But then, when God really wanted to reveal his character, he came as Jesus, and again showed us the vast range of his generosity.  Can you think of the times when Jesus befriended the lonely?  Or touched the untouchable?  Healed the sick?  Loved the unlovely?  Forgave the guilty?  Defended the weak?  Included the excluded?  Gave life to the dead!?  Brought joy to the depressed?  Offered freedom to the oppressed?  A new way of being to the prejudiced?  Purpose to the aimless?  And I could go on and on.  And then, at the end, he willingly gave his life on the cross "so that everyone who believes in him should not perish but have eternal life." (Jn.3:16)  As Paul put it, "Though he was rich, yet for your sakes he became poor, so that through his poverty you might become rich."  The cross, central in every church, is the supreme picture of God giving everything - even his life - purely because he loves us.  He holds nothing back.  God longs for us to be free, to have a purpose in this life and hope in the next.  Like everything else he does, God gives himself in overflowing generosity, whether we appreciate it or not, or whether we notice it or not, or respond to it or not.

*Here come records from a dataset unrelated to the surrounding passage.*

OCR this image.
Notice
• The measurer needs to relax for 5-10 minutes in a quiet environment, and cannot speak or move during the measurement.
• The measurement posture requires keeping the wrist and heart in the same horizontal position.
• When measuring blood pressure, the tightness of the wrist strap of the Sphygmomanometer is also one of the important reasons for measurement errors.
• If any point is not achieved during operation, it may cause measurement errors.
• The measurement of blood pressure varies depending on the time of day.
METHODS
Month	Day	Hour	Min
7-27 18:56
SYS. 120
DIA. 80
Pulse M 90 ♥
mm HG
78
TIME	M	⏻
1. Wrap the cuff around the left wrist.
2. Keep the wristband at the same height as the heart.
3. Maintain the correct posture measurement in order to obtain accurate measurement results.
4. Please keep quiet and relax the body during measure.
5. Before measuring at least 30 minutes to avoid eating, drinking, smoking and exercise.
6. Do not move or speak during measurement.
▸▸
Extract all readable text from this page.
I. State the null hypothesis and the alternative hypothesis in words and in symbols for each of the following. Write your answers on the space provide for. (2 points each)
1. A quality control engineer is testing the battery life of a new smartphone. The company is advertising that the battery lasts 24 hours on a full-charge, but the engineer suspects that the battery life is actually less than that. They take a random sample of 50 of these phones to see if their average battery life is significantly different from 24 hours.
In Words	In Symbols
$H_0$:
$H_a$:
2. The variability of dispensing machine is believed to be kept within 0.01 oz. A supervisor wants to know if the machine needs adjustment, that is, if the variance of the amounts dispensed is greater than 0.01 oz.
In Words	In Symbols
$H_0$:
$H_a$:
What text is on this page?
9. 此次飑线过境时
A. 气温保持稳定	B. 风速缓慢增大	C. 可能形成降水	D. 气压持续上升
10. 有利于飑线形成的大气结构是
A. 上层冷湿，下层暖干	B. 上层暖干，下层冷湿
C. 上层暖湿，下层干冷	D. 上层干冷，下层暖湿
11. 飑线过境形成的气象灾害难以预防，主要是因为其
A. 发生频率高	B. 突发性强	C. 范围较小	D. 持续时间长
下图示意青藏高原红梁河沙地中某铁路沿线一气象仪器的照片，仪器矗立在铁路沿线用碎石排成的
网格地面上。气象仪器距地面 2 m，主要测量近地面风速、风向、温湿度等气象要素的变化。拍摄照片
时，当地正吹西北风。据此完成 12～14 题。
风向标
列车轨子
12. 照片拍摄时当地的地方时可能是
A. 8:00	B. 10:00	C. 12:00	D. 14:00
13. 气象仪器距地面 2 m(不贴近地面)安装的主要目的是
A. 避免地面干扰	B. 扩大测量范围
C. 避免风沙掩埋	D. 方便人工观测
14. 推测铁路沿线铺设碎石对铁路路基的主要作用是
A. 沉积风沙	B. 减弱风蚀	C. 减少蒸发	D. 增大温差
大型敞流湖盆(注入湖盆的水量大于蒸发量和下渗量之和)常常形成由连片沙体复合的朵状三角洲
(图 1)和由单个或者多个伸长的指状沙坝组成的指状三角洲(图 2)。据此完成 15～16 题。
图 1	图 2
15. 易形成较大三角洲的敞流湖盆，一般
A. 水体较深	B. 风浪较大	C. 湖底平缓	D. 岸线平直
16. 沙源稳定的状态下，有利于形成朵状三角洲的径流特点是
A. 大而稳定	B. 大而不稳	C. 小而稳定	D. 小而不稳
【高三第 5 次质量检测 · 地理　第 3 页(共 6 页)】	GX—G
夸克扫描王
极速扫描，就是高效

You could almost picture God skipping child-like around in his creation, hilariously throwing all these blessings up in the air and letting them fall around us like confetti.  To worship - even to be part of a church - is about responding to this - celebrating this and seeking to live like this ourselves - to reflect the character of God in the way we are as people.  It is so easy to lose the plot though, and find our church meetings dominated by concerns about money, balancing the budget, paying for necessary repairs, paying the parish share and so on, until, without realising it our faces cease to radiate joy, and at worst we can look like a miserable bunch who've just bitten a lemon.  When we talk about money, our attitude to responding to God - to what we do with God's blessing - is subverted until it is no longer the 'grace of giving' as Paul says it should be - a free response to love freely given - and becomes a grudging duty.  When we talk about money we fold the arms and pull a frown.  It changes from, 'I love you Daddy!' to 'Ohhh, I hate you!'

This is not how it is meant to be.  Do you think the widow that Jesus commended so much for the tiny amount she put in the Temple treasury, did so grudgingly?  Or was it a heartfelt response to God's generosity?  A sacrificial response - a response that cost her - but one given with thankfulness, showing she believed in a God who had been sacrificially generous to her.  When faced with the amazing generosity of God and his overwhelming love shown in Jesus, how can we hold anything back from him?  Christian giving is not about giving to the church to pay the bills (though practically that needs to be done) but that is not a 'grace'.  Paul says, "If the willingness is there the gift is acceptable."  He refuses to command the Corinthians, because that sort of giving is not the sort of response God wants.  Giving becomes a grace when it becomes part of our response to God - part of our worship.  Then it can be pure joy.

If we believe in a God who grudgingly gives his blessings only to those who are grudgingly obedient to the nth degree - the sort of God the Pharisees believed in - we will be a grudging people.  But if we believe in a generous God, we will, hopefully, start to reflect his generosity in our lives.

Paul was speaking directly about a special collection to support the persecuted and struggling church in Jerusalem.  Our giving here, as well as allowing the church to function here, through the parish share system, also supports other churches in inner city or rural areas with small or struggling or poor congregations, enabling them to have their own ministers too.  But all this need not apply just to our giving to church.  If we are generous people, responding to the generous love of God, that will overflow to other charitable giving as well.  Things like the Children in Need campaign or anything else.

God is so generous.  Can we live as reflections of that love and generosity too?